Today in 1969, ‘Oh Happy Day’, the joyous gospel arrangement of an 18th century hymn by the Edwin Hawkins Singers (above), peaked at No. 2 on the US Billboard charts. Recorded by Hawkins and his 46 voice choir at the Ephesian Church of God in Christ in Berkeley, California, the choir didn’t consider ‘Oh Happy Day’ to be their favourite song, but it became an instant hit when played on local radio stations.
‘The lyrics were simple and they rhymed, but they were a lot to remember. At the church I wrote two sections on my palms with a pen. The third section I memorized. During the recording, I put up my hands, with my palms facing me. Everyone thought I was feeling the spirit. I was – but I also was reading the lyrics.’ Dorothy Morrison, soloist on Oh Happy Day
Alice Curwen, the early Quaker preacher and missionary, died suddenly in London today in 1679. She and her husband Thomas had not long returned from two years as missionaries in New England and Barbados, where Alice had argued that slaves should be free to worship in Quaker meeting houses without the permission of plantation owners. Thomas, who had spent years in prison for his Quaker beliefs, died the following year.

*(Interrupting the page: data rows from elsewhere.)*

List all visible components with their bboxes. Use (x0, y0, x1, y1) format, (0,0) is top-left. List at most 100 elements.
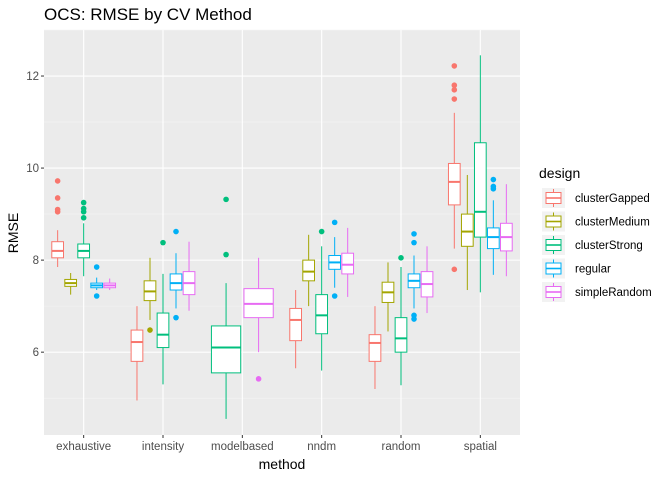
y-axis-title: RMSE (5, 213, 21, 253)
y-tick-label: 8 (33, 255, 39, 267)
outlier-point (147, 327, 153, 333)
box-body (447, 162, 461, 206)
box-regular-intensity (169, 228, 183, 321)
outlier-point (223, 251, 229, 258)
legend-label: regular (575, 264, 611, 276)
box-body (460, 213, 474, 247)
box-body (368, 334, 382, 362)
box-simpleRandom-random (420, 246, 434, 314)
outlier-point (331, 293, 338, 299)
box-regular-nndm (328, 219, 342, 299)
box-simpleRandom-nndm (341, 227, 355, 297)
outlier-point (93, 264, 100, 270)
plot-panel (44, 30, 520, 435)
x-axis: exhaustive intensity modelbased nndm random s… (56, 435, 497, 453)
legend-item-clusterGapped: clusterGapped (542, 188, 650, 208)
box-clusterMedium-exhaustive (64, 273, 78, 295)
box-body (473, 142, 487, 238)
box-body (51, 241, 65, 259)
box-clusterGapped-nndm (289, 290, 303, 369)
y-axis: 6 8 10 12 (26, 71, 44, 359)
outlier-point (318, 228, 325, 235)
box-clusterStrong-modelbased (210, 196, 242, 419)
box-clusterStrong-spatial (473, 55, 487, 293)
box-clusterGapped-random (368, 306, 382, 389)
legend-item-clusterStrong: clusterStrong (542, 235, 643, 255)
legend-label: clusterStrong (575, 240, 643, 252)
outlier-point (173, 228, 179, 235)
box-body (394, 317, 408, 353)
outlier-point (411, 239, 417, 246)
legend-item-clusterMedium: clusterMedium (542, 211, 650, 232)
y-tick-label: 10 (26, 163, 39, 175)
legend-label: clusterMedium (575, 217, 650, 229)
box-body (341, 252, 355, 275)
x-tick-label: random (382, 441, 421, 453)
outlier-point (80, 214, 87, 221)
legend-item-simpleRandom: simpleRandom (542, 282, 652, 302)
box-clusterGapped-exhaustive (51, 178, 65, 268)
outlier-point (331, 219, 338, 226)
chart-title: OCS: RMSE by CV Method (44, 5, 252, 24)
box-regular-exhaustive (90, 264, 104, 299)
box-body (315, 294, 329, 335)
y-tick-label: 12 (26, 71, 39, 83)
outlier-point (93, 293, 100, 299)
box-body (130, 329, 144, 362)
outlier-point (451, 96, 458, 102)
box-clusterGapped-intensity (130, 306, 144, 401)
outlier-point (255, 376, 262, 382)
x-tick-label: spatial (464, 441, 497, 453)
box-clusterStrong-nndm (315, 228, 329, 371)
x-tick-label: modelbased (211, 441, 274, 453)
outlier-point (398, 255, 404, 261)
outlier-point (54, 178, 61, 184)
x-tick-label: nndm (307, 441, 336, 453)
outlier-point (451, 63, 458, 69)
outlier-point (223, 196, 229, 203)
outlier-point (54, 195, 61, 201)
box-simpleRandom-modelbased (243, 257, 274, 382)
outlier-point (490, 183, 497, 190)
box-regular-random (407, 231, 421, 322)
outlier-point (80, 205, 87, 212)
box-body (302, 259, 316, 282)
box-simpleRandom-intensity (182, 241, 196, 311)
box-group (51, 55, 513, 419)
box-clusterStrong-exhaustive (77, 199, 91, 277)
box-clusterStrong-intensity (156, 239, 170, 385)
outlier-point (451, 82, 458, 89)
grid-minor-lines (44, 29, 520, 399)
legend-label: clusterGapped (575, 193, 650, 205)
outlier-point (411, 312, 417, 319)
box-clusterMedium-spatial (460, 174, 474, 291)
outlier-point (80, 199, 87, 206)
box-body (169, 273, 183, 291)
x-axis-title: method (259, 456, 306, 472)
box-body (210, 325, 242, 374)
outlier-point (54, 206, 61, 213)
box-simpleRandom-exhaustive (103, 278, 117, 291)
outlier-point (173, 314, 179, 321)
box-regular-spatial (486, 176, 500, 275)
box-simpleRandom-spatial (499, 184, 513, 277)
box-body (486, 227, 500, 250)
box-body (156, 312, 170, 349)
box-body (289, 307, 303, 342)
box-clusterMedium-intensity (143, 257, 157, 333)
legend-title: design (539, 165, 580, 181)
box-clusterStrong-random (394, 255, 408, 386)
outlier-point (490, 176, 497, 183)
outlier-point (411, 231, 417, 237)
legend-item-regular: regular (542, 258, 611, 279)
x-tick-label: exhaustive (56, 441, 111, 453)
box-clusterGapped-spatial (447, 63, 461, 273)
x-tick-label: intensity (142, 441, 184, 453)
outlier-point (451, 266, 458, 273)
box-clusterMedium-nndm (302, 234, 316, 307)
outlier-point (451, 87, 458, 93)
box-clusterMedium-random (381, 262, 395, 332)
legend: design clusterGapped clusterMedium cluster… (539, 165, 652, 302)
legend-label: simpleRandom (575, 287, 652, 299)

‘For I am perswaded, that if they whom thou call’st thy Slaves, be Upright-hearted to God, the Lord God Almighty will set them Free in a way that thou knowest not; for there is none set free but in Christ Jesus, for all other Freedom will prove but a Bondage.’ Alice Curwen, autobiography
The soldiers of the First Crusade began the siege of Jerusalem today in 1099, the ultimate goal of their campaign. The Muslim rulers of the city had poisoned or blocked the local wells, cleared the fields of sheep and goats, and cut down the trees to deprive the crusaders of wood for building siegeworks, all of which made it very hard to sustain the siege. But after a few weeks in the intense Judean heat, they were supplied by Christian ships which arrived in the port of Jaffa, and they sourced timber from Samaria, and were able to build siege towers on wheels. The city fell to them on 15 July.

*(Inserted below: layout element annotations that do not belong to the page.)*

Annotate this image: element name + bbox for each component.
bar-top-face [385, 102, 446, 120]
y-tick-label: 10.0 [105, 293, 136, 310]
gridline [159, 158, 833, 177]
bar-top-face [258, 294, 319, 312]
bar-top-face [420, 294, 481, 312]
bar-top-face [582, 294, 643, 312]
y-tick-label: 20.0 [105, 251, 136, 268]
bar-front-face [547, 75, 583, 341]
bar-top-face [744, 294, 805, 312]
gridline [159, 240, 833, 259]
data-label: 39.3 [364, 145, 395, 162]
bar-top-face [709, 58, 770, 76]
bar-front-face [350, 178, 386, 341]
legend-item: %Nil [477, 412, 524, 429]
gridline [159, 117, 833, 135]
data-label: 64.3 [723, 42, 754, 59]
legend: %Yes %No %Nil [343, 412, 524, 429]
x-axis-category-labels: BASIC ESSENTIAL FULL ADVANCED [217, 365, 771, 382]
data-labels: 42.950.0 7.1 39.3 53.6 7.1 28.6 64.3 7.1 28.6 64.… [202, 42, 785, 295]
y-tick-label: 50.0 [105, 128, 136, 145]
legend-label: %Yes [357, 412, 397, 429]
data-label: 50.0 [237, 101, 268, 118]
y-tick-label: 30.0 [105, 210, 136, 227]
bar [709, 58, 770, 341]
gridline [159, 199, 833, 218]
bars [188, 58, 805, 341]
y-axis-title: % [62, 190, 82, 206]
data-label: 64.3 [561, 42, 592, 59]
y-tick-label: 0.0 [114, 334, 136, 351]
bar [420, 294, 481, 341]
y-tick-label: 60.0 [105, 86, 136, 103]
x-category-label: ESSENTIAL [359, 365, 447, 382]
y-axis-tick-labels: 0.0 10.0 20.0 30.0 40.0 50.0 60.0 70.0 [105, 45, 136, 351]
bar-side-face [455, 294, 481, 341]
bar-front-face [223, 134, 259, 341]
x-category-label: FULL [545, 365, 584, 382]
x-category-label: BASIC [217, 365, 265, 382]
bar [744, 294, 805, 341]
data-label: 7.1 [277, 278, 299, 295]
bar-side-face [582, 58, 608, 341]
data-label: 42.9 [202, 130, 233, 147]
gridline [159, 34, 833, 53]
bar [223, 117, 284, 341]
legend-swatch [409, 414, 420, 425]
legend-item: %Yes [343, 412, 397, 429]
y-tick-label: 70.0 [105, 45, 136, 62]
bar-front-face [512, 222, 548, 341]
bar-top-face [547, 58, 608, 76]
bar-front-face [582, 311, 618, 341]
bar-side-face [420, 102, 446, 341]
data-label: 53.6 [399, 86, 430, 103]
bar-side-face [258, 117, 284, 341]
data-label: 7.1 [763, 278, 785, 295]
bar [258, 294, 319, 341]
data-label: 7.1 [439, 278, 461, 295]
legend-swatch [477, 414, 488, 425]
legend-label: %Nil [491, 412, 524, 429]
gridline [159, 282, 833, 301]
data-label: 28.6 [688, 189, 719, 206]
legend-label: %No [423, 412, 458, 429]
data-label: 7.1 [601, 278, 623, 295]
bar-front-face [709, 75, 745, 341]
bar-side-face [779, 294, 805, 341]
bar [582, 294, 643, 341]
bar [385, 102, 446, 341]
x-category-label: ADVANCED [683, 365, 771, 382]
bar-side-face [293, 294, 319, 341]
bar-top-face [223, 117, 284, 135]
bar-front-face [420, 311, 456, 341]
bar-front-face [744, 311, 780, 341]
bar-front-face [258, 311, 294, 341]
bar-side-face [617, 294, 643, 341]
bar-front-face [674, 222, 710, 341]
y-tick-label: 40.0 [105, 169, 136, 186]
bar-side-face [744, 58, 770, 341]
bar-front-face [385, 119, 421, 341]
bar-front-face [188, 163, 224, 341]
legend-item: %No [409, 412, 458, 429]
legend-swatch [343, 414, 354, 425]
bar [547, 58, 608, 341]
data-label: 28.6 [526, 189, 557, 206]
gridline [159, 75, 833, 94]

The Vatican City State was created today in 1929, ending more than 70 years of uncertainty for successive Popes. Up until the middle of the 19th century, the Pope had been sole ruler of much of Italy, but when these territories united to form an independent country in the 1850s, the Papal States were annexed by the new Kingdom of Italy, making the Pope ‘the prisoner of the Vatican’. In 1929, Pope Pius XI struck a deal with the new state. In return for renouncing his claim to the Papal States, he was appointed sole ruler of a nation of some 800 people, with just 49 hectares of land, and got a big pile of money. Vatican City remains the smallest country in the world.